Si des voix dissonantes continuent de se faire entendre au sein de l’ANC, bien qu’en sourdine, la direction du parti a repris la main, et continue de miser sur son ancrage passé en espérant rebattre les cartes lors de la prochaine élection. C’est dans la perspective de ces espoirs de reconquête électorale qu’il faut lire le refus de l’ANC de se voir aujourd’hui associer au consensus que l’Unir tente de constituer. « Le pouvoir veut discuter mais donne le sentiment de rechercher des complices. Si le régime même demande des échanges, c’est qu’il y a des choses à corriger. Pourquoi maintient-il ce que nous contestons ? », a d’ailleurs insisté Jean-Pierre Fabre, lors d’une conférence de presse au siège de son parti, le 30 juin.

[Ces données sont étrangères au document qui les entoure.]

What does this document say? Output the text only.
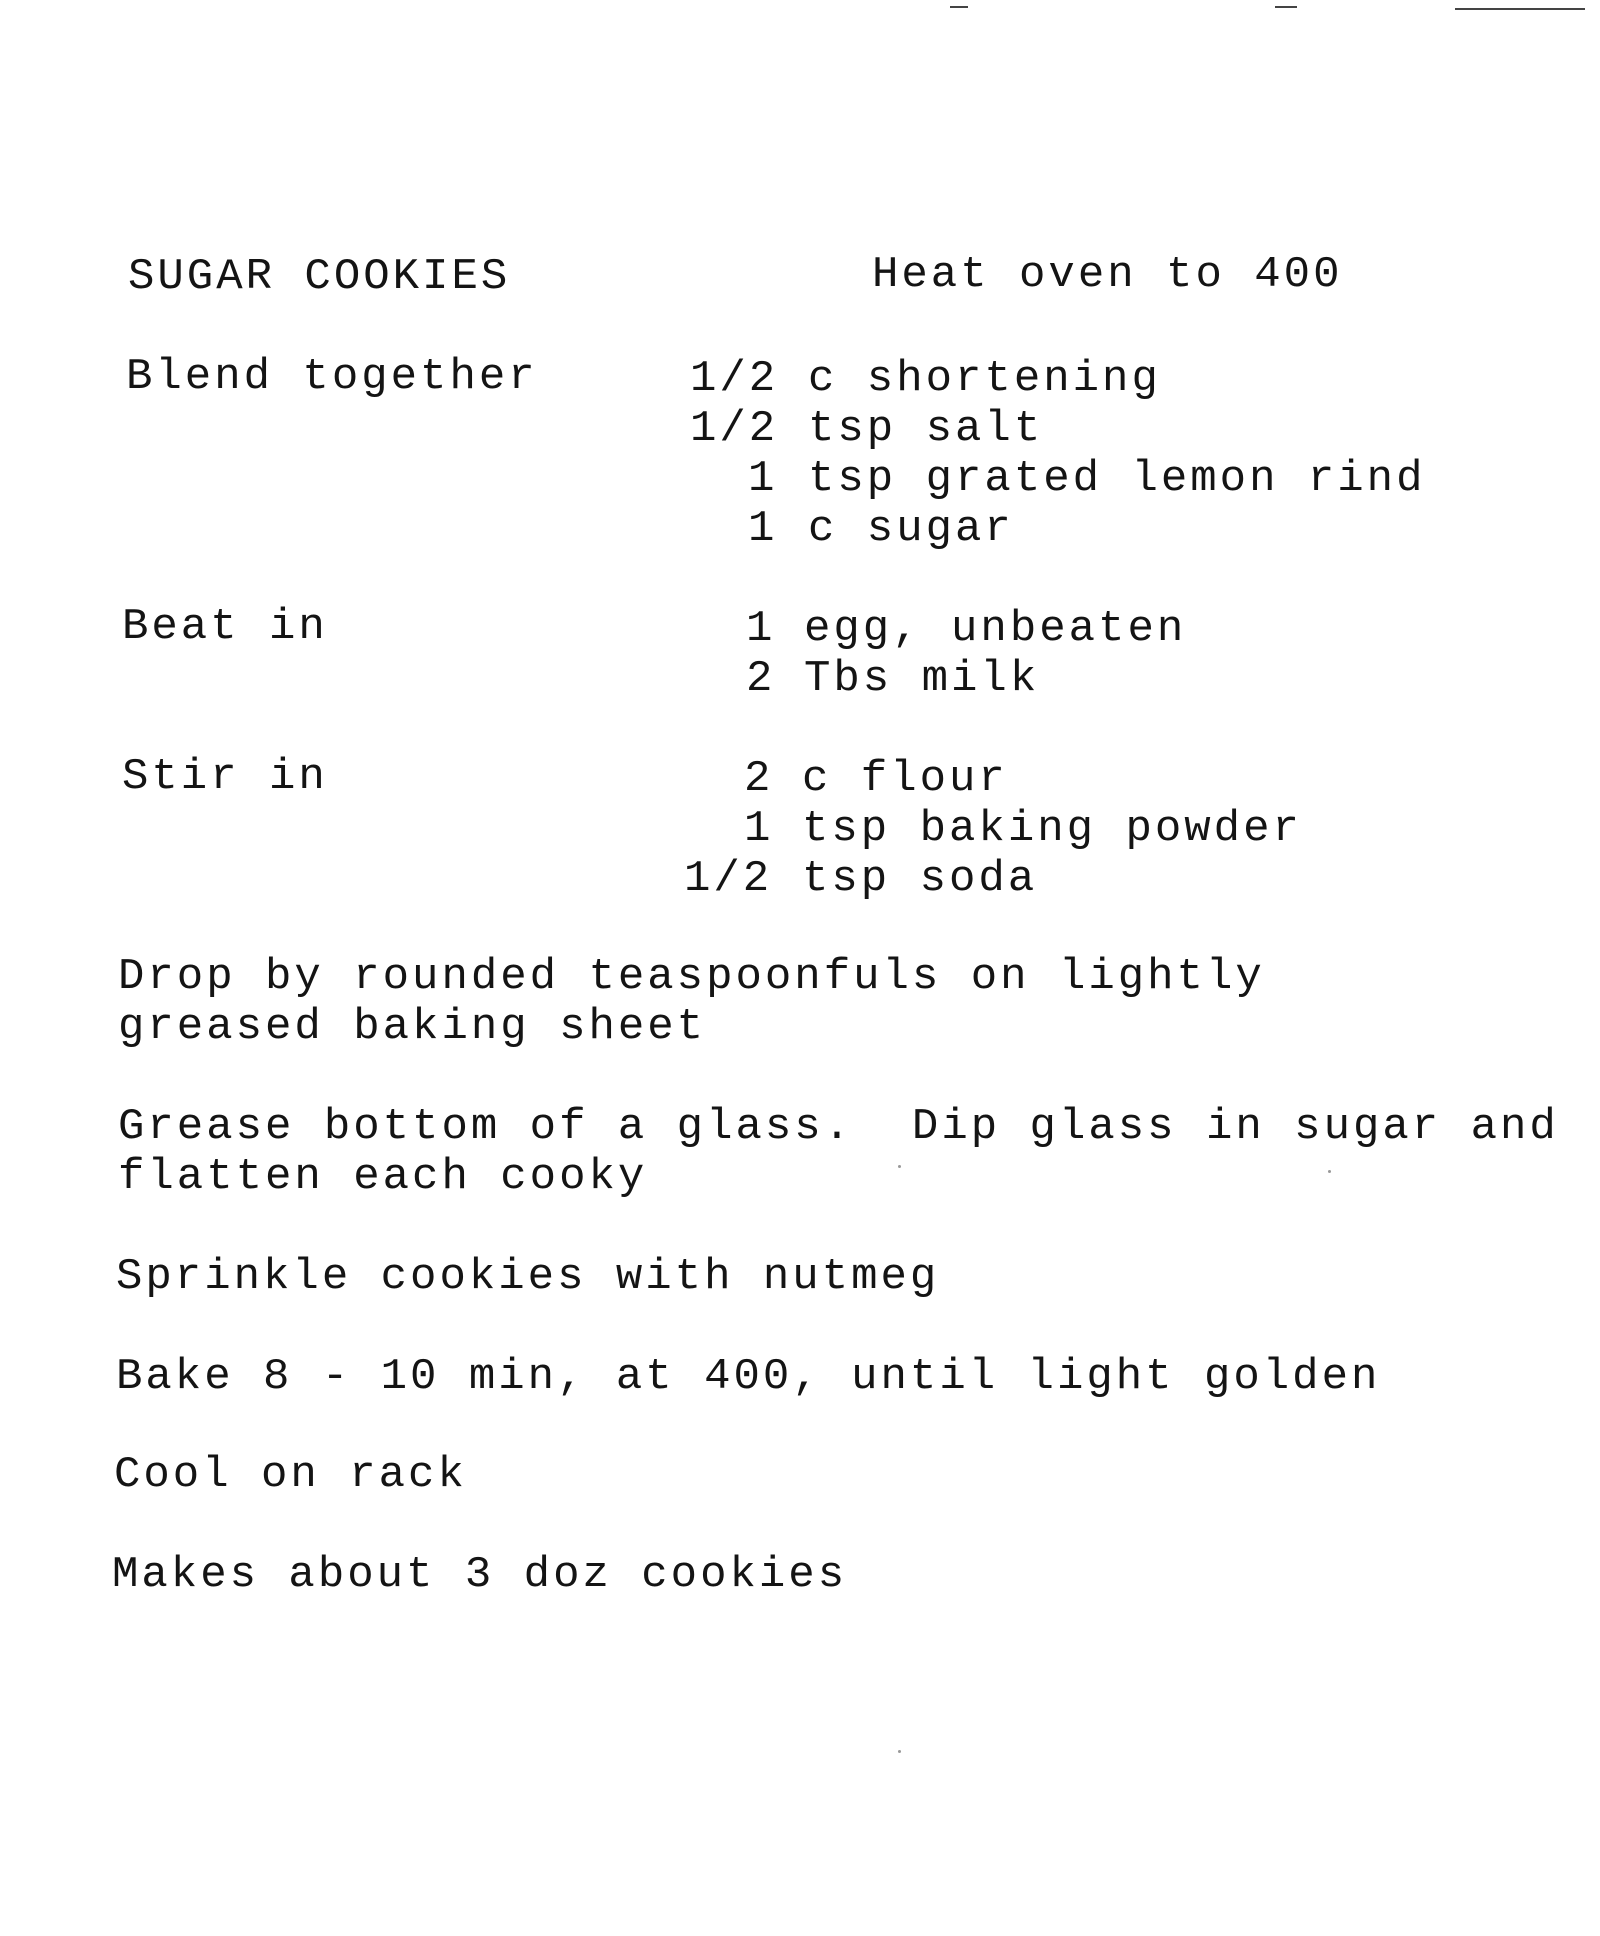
SUGAR COOKIES	Heat oven to 400
Blend together	1/2 c shortening
1/2 tsp salt
1 tsp grated lemon rind
1 c sugar
Beat in	1 egg, unbeaten
2 Tbs milk
Stir in	2 c flour
1 tsp baking powder
1/2 tsp soda
Drop by rounded teaspoonfuls on lightly
greased baking sheet
Grease bottom of a glass.  Dip glass in sugar and
flatten each cooky
Sprinkle cookies with nutmeg
Bake 8 - 10 min, at 400, until light golden
Cool on rack
Makes about 3 doz cookies
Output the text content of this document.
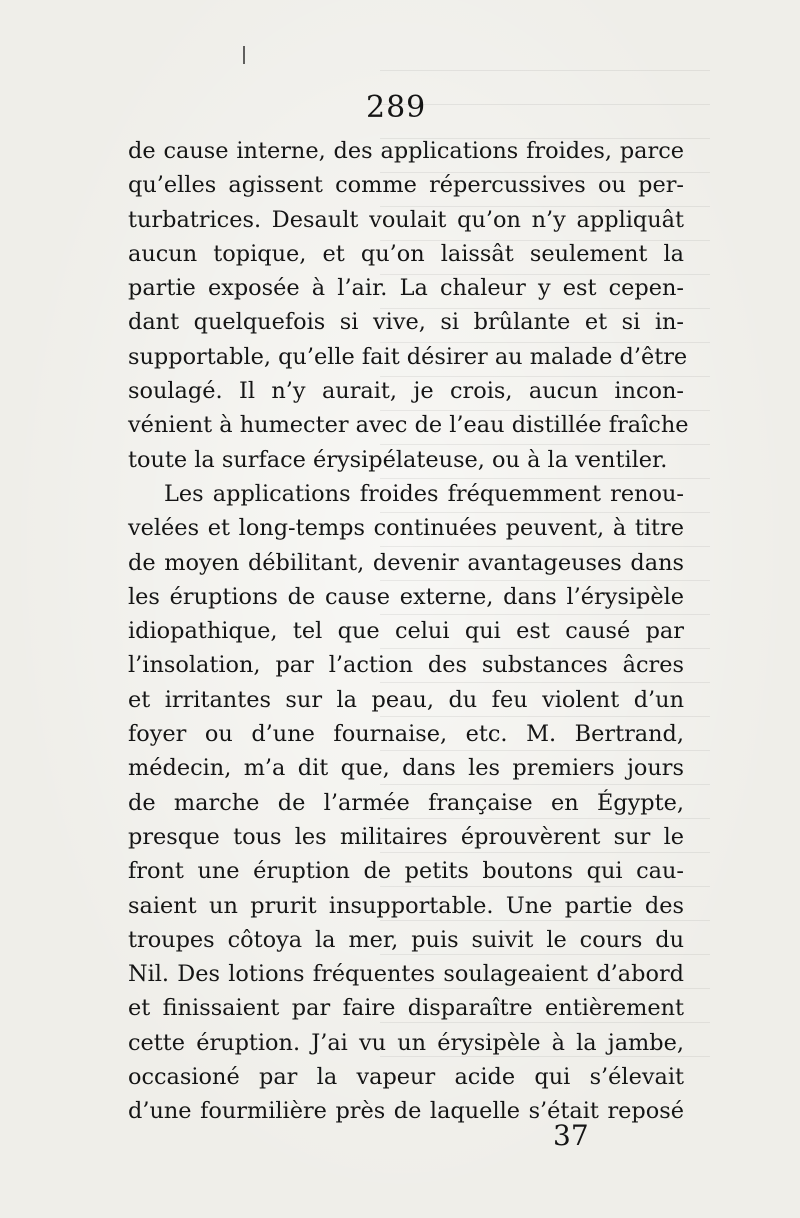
289
de cause interne, des applications froides, parce
qu’elles agissent comme répercussives ou per-
turbatrices. Desault voulait qu’on n’y appliquât
aucun topique, et qu’on laissât seulement la
partie exposée à l’air. La chaleur y est cepen-
dant quelquefois si vive, si brûlante et si in-
supportable, qu’elle fait désirer au malade d’être
soulagé. Il n’y aurait, je crois, aucun incon-
vénient à humecter avec de l’eau distillée fraîche
toute la surface érysipélateuse, ou à la ventiler.
Les applications froides fréquemment renou-
velées et long-temps continuées peuvent, à titre
de moyen débilitant, devenir avantageuses dans
les éruptions de cause externe, dans l’érysipèle
idiopathique, tel que celui qui est causé par
l’insolation, par l’action des substances âcres
et irritantes sur la peau, du feu violent d’un
foyer ou d’une fournaise, etc. M. Bertrand,
médecin, m’a dit que, dans les premiers jours
de marche de l’armée française en Égypte,
presque tous les militaires éprouvèrent sur le
front une éruption de petits boutons qui cau-
saient un prurit insupportable. Une partie des
troupes côtoya la mer, puis suivit le cours du
Nil. Des lotions fréquentes soulageaient d’abord
et finissaient par faire disparaître entièrement
cette éruption. J’ai vu un érysipèle à la jambe,
occasioné par la vapeur acide qui s’élevait
d’une fourmilière près de laquelle s’était reposé
37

« Il y a certes de fortes divergences entre nous, mais elles ne doivent pas être un prétexte à abandonner les discussions. Au contraire, ce doit être les points d’attention à aborder par l’ensemble des acteurs en vue de dégager des solutions consensuelles », plaide un cadre du parti au pouvoir, qui dit espérer que Jean-Pierre Fabre ne mettra pas à exécution sa menace et renverra tout le monde à la table des discussions. Ce cadre de l’Unir le concède d’ailleurs, le retour de Fabre permettrait de montrer que « la volonté d’ouverture » affichée par le chef de l’État se traduit effectivement par un réel apaisement du climat politique.